Maine leads the way among the states that have rules meant to ensure that the uniforms worn by public workers are not made in sweatshops. State officials require garment companies to reveal which factories make the uniforms and then post this information online. Maine also forces the clothing companies to pay fees to partially fund factory inspections.
Still, labor groups say that even in cities and states like Los Angeles and Maine, which have progressive policies, it’s difficult to ensure that public money is not going toward overseas sweatshops.
In 2012, for instance, the WRC investigated I.T.I.C. Apparel in the Dominican Republic’s San Pedro de Macorís free trade zone, which was a supplier of work shirts and work pants to the city of San Francisco. Investigators found sexual and verbal harassment by top management and supervisors, underpayment of wages, occupational safety violations and other problems. Neither the city’s contractor, which hired the factory, nor the factory itself responded constructively, labor advocates say. San Francisco eventually had to find a new supplier.
Scaling these state and city anti-sweatshop measures up to the federal level will not be easy. A lot more money is at stake. Cities and states typically order millions of dollars worth of clothes whereas the federal government buys a billion worth each year. Expect the pushback from industry to be much stronger.
The Obama administration has been a staunch supporter of free trade. Rules limiting where federal agencies can buy clothes may run afoul of trade goals and can cause diplomatic friction. Federal agencies themselves may also resist any new rules that add cost or complication to their purchasing process. Case in point: officials from the Defense Department’s military exchanges, which sell goods to soldiers and their families on US military bases, helped kill a measure last year designed to tighten safety rules at Bangladeshi factories. Even though these military exchange stores make $485 million from selling clothes on military bases, officials said the $500,000 the measure would add to their costs was too much.
But Bjorn Claeson, executive director of the Sweatfree Purchasing Consortium, said these rules can work nationally. Federal agencies would need to coordinate more in their purchasing decisions, he said, and they would need to consider conducting joint investigations to ensure they are only using the best factories. “Sustained change requires large-scale collaboration,” he said.
He pointed out for example that in May 2010 several states and cities banded together to try to increase their collective leverage and to share information. The result was the Sweatfree Purchasing Consortium, which now counts New York State;Seattle, Washington; and Austin, Texas, among its members. The group provides government officials with draft policies they can adopt. It also maintains an online database of information about the factories that cut and sew uniforms worn by public workers.

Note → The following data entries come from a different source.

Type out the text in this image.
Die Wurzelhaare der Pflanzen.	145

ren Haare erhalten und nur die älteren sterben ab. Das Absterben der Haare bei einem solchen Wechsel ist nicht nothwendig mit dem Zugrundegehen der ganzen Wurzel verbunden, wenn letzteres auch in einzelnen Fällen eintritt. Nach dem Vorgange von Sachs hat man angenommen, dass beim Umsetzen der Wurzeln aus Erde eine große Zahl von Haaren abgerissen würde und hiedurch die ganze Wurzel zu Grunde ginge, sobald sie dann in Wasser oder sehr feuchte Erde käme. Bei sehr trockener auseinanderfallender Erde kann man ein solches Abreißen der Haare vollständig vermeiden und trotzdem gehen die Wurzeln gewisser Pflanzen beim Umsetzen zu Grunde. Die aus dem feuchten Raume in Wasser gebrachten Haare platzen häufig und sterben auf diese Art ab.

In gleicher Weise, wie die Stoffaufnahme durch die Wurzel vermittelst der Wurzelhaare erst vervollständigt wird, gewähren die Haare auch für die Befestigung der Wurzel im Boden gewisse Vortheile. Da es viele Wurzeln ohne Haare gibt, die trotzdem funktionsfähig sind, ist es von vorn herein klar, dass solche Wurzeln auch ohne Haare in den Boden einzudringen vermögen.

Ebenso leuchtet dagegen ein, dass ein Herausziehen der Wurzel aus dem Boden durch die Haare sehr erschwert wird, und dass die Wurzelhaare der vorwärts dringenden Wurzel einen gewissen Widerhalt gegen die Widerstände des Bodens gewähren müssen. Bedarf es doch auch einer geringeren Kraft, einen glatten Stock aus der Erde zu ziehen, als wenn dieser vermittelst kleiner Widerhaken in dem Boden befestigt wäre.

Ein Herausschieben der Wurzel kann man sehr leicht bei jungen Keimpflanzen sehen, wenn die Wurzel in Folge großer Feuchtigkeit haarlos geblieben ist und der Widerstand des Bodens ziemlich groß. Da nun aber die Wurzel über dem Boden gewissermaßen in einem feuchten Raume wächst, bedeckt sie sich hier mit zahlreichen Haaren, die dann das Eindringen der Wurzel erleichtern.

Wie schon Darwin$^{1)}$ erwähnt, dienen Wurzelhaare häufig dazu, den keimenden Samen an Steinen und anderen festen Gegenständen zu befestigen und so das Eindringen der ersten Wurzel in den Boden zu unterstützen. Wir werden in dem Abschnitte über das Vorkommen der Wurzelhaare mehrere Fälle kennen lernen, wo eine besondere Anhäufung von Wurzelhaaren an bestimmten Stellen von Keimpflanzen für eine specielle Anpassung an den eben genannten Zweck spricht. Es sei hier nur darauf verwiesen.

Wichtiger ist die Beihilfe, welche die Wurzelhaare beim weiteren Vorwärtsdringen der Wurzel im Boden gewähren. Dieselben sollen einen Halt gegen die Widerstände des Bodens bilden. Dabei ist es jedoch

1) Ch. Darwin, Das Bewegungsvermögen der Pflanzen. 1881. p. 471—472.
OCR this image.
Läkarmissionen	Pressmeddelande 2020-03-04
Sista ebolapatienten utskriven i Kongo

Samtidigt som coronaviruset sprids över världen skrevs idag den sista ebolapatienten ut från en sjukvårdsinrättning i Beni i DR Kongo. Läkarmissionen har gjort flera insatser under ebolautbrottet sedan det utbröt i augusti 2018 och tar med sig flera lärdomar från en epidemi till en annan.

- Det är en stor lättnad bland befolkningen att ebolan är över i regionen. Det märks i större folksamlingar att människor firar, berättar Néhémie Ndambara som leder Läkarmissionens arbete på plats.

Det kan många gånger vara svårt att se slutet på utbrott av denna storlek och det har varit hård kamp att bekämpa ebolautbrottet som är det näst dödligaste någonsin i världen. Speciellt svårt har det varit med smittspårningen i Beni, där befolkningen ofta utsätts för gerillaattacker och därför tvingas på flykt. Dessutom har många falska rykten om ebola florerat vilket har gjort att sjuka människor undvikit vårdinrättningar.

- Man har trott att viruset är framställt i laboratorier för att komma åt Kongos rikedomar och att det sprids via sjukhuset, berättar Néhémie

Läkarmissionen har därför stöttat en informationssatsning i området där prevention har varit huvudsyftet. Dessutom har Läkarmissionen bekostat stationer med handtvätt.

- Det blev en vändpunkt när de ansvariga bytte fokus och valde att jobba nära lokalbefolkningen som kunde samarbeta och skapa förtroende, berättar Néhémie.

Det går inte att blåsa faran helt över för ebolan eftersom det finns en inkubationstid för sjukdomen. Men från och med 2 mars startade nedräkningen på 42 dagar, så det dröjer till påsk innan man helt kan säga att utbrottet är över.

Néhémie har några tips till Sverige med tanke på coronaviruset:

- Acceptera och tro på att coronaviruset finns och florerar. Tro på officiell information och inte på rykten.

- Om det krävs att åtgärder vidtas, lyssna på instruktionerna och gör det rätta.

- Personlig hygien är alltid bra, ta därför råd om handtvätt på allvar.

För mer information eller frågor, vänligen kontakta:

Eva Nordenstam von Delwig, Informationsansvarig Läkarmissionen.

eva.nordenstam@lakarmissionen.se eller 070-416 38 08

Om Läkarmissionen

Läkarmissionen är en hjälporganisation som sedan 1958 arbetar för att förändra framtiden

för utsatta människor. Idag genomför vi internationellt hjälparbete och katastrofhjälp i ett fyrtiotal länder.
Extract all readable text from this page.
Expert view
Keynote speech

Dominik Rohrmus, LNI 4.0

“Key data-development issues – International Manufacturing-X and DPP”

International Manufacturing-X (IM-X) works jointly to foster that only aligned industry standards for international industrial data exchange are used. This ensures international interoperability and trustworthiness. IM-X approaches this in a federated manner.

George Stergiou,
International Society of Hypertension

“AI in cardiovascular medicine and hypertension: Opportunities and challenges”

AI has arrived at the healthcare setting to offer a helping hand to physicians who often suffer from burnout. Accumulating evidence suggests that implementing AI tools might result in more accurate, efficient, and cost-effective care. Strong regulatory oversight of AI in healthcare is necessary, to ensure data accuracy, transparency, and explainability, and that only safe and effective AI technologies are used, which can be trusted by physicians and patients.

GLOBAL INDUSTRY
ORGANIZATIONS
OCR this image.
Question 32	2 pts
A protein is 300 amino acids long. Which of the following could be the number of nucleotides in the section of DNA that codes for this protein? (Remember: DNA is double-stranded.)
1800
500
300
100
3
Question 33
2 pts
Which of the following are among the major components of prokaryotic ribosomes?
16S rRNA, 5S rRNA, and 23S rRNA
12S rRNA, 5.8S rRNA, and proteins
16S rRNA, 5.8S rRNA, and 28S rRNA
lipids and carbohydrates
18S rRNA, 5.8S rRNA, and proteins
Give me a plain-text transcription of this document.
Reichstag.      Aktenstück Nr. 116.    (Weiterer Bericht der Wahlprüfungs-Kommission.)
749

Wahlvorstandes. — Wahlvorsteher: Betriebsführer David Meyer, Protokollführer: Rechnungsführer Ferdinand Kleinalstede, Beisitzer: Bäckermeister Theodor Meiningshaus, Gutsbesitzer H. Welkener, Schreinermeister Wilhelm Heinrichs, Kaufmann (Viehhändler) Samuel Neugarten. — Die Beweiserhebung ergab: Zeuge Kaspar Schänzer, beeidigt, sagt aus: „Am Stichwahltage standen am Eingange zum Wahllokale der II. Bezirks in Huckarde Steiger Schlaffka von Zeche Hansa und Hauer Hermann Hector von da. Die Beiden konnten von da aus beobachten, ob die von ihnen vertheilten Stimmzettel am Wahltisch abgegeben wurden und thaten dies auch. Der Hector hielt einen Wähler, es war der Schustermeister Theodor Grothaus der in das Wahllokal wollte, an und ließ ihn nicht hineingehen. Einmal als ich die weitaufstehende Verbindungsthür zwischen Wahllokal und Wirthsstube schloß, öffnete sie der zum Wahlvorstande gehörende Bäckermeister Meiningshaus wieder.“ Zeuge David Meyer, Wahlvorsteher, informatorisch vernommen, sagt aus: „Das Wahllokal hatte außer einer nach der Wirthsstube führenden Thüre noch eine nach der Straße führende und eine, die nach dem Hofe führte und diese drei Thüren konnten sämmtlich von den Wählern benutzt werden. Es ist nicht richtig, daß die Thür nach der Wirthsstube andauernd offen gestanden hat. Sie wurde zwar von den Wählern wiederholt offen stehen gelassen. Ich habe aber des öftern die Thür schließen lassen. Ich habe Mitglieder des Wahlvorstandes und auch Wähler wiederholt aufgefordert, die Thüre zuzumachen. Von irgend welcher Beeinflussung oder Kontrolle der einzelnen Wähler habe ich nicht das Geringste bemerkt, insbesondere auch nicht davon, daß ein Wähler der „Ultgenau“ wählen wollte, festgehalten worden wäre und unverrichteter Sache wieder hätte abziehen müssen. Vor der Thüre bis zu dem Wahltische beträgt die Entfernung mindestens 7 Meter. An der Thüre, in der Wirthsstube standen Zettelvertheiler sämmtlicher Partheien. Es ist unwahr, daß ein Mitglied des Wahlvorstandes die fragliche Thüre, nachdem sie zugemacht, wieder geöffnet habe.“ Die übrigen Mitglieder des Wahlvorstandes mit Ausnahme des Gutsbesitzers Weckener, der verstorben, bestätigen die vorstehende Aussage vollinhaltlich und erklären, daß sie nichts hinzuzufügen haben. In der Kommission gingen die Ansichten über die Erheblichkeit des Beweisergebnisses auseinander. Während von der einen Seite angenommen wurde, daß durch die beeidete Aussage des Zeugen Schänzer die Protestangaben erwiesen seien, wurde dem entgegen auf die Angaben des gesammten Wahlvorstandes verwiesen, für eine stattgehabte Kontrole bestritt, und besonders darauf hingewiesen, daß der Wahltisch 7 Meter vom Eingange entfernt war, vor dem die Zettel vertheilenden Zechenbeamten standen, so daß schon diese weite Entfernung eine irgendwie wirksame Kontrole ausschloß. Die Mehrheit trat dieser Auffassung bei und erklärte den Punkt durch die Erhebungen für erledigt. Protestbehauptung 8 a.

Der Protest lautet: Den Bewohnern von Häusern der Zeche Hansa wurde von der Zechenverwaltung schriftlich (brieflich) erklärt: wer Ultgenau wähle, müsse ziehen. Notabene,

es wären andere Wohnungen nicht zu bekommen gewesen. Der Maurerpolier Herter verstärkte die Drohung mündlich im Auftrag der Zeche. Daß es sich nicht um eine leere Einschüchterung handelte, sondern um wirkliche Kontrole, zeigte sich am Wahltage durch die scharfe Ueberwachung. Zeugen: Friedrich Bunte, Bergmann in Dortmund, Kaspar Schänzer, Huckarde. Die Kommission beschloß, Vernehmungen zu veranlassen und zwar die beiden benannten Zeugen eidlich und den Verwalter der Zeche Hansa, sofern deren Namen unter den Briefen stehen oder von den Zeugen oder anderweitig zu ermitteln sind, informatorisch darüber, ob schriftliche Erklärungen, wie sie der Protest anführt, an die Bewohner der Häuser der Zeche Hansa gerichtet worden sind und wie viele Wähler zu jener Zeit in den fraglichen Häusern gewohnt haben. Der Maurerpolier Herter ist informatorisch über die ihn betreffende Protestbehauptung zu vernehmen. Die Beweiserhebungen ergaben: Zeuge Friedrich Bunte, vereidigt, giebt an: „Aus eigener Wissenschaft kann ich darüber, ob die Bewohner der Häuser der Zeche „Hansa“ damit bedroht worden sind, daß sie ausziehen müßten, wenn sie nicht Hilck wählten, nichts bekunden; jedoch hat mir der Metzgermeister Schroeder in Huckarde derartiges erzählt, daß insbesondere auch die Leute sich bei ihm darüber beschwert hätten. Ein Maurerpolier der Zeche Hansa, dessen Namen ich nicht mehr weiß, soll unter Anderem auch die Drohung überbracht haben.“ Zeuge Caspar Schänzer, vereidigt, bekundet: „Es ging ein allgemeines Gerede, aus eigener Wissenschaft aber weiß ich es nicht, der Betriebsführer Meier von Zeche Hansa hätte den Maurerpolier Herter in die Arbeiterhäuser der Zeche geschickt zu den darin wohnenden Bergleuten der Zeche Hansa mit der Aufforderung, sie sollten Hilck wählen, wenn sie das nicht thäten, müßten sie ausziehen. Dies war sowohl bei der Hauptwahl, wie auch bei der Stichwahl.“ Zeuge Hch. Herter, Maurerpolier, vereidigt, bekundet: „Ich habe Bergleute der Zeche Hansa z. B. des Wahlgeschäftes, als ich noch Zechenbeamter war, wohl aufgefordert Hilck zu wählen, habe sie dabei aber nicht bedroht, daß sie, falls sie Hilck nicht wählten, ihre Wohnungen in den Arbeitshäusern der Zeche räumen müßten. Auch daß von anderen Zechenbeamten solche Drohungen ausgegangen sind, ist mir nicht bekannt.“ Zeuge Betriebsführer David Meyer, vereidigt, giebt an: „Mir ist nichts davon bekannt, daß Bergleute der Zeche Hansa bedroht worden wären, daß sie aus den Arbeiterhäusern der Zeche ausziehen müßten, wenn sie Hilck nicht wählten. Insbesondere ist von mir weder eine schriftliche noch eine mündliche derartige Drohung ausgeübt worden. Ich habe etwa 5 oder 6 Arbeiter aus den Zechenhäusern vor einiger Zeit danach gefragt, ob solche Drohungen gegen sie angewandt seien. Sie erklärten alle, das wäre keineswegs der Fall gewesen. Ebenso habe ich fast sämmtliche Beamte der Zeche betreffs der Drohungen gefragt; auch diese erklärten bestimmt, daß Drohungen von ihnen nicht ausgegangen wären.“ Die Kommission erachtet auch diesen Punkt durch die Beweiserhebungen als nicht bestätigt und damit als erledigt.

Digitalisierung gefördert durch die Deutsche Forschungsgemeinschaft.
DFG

For now, the Obama administration is remaining silent on what steps it plans to take to avoid more tax money being spent on uniforms made in illegal and abusive foreign factories. But pressure is mounting. The State Department hosted a roundtable in January to discuss ways to change procurement policy so that the American government stops accelerating the race to the bottom. Several lawmakers say they are working on bills to require that federal agencies reveal what factories make their clothes. And they’re pushing for faster action by the White House.
“While congressional action on this problem is warranted,” Representative Carolyn Maloney wrote earlier this year in letter to President Obama, “I urge you to consider issuing an Executive Order requiring contractors to disclose all factory locations.”